It seems like yesterday that the Beatles played Toronto year after year
The Fab Four always drew fans when in Toronto, but they caused less of a frenzy here over time
In 1965 and 1966, the Beatles played Maple Leaf Gardens on Aug. 17 — their second and third appearances in Toronto.
The city had experienced the chaos of Beatlemania before, when they played two September concerts in 1964.
Back then, the quartet delivered two half-hour sets which a Globe and Mail reporter described as impossible to hear, because "four Beatles can't out-vocalize a Maple Leaf Gardens full of youngsters baying out their adulation."
When they made their return in 1965, the story was much the same.

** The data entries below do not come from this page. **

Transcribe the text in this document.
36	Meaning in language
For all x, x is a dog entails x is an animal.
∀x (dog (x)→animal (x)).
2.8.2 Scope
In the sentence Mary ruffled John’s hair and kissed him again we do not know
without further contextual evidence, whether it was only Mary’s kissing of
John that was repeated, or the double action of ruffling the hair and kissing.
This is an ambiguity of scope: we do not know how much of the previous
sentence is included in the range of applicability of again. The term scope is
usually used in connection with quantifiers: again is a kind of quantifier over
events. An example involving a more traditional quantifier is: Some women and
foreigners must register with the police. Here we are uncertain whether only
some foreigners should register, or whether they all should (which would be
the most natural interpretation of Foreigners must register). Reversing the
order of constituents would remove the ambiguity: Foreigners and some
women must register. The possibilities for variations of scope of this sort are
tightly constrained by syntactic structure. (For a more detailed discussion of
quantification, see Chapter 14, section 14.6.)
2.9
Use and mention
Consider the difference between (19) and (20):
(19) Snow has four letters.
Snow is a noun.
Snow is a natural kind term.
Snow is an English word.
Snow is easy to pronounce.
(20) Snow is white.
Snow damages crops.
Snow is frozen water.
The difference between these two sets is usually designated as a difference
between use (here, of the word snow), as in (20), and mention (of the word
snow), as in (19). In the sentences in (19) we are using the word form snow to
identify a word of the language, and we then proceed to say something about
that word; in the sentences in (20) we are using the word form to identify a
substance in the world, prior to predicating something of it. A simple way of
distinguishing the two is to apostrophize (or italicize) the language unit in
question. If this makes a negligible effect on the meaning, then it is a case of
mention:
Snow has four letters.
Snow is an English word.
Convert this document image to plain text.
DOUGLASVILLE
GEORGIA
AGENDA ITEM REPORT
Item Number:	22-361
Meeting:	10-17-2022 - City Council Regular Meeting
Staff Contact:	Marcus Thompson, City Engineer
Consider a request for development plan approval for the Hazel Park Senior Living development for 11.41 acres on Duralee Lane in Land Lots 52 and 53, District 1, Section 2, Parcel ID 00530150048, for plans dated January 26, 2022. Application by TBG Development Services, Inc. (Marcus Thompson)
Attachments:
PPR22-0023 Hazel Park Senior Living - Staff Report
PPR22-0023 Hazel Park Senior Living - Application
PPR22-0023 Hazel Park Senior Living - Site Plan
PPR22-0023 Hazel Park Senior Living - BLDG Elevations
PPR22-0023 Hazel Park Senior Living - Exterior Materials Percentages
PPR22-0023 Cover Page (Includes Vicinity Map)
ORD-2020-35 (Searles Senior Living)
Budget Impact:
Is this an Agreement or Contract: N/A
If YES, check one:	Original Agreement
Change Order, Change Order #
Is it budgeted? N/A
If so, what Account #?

The city's teenagers greeted them with the same enthusiasm, camping out to capture the coveted tickets to one of the two shows.
And as they had the first visit, fans subjected the quartet — and the city's police force — to their frenzied attempts to reach out and touch the group on their arrival at the airport, on their way from their hotel to the concerts, and at the concerts.
No plans to be anybody else
At the between-concert press conference, reporters asked for a critique of their questions.
John Lennon said "some of them are good, some of them are bad, and some of them are good."
He elicited hearty laughs with his quip about how he liked being a Beatle.
"It's good, we like it," he stated. "Or else we'd be the Rolling Stones."
Frenzy to 'mere popularity'?
When the Beatles returned to play on the same day a year later, the city — and the police — were ready for them.
But the situation did not seem quite so frenzied, as the Toronto Star reported on Aug. 17, 1966.
The police presence at the airport, awaiting the group's arrival, began with 150 officers, but with only about 70 fans on hand, many were sent home. The paper said only about "40 RCMP and city police [were] present" when the plane touched down.
Comparing the numbers of fans who turned out at the airport — 10,000 in '64, 1,000 in '65 and a "generous" estimate of 800 the night before, the Star suggested "the 1964 frenzy has slumped to mere popularity in 1966."
That year, as they had before, the Beatles played two concerts, although newspaper reports put the afternoon show at less-than-capacity, with only 15,000 concertgoers, as compared to the 18,000 at the evening show.
The press was curious to know if this was concerning to the quartet.
'We'll be the last to worry'
George Harrison took the microphone for that question.
"Well for a start, there's no signs as far as we're concerned of it diminishing," he began. "Our records and our shows are still selling as well as ever."
"You're finished, George, you're finished," Paul McCartney interrupted.
"And if our popularity does diminish, well, we'll be the last to worry," Harrison concluded.
Perhaps he was reflecting on the expected $96,000 payout — the equivalent of nearly $750,000 today — from their Toronto shows that they would be taking with them.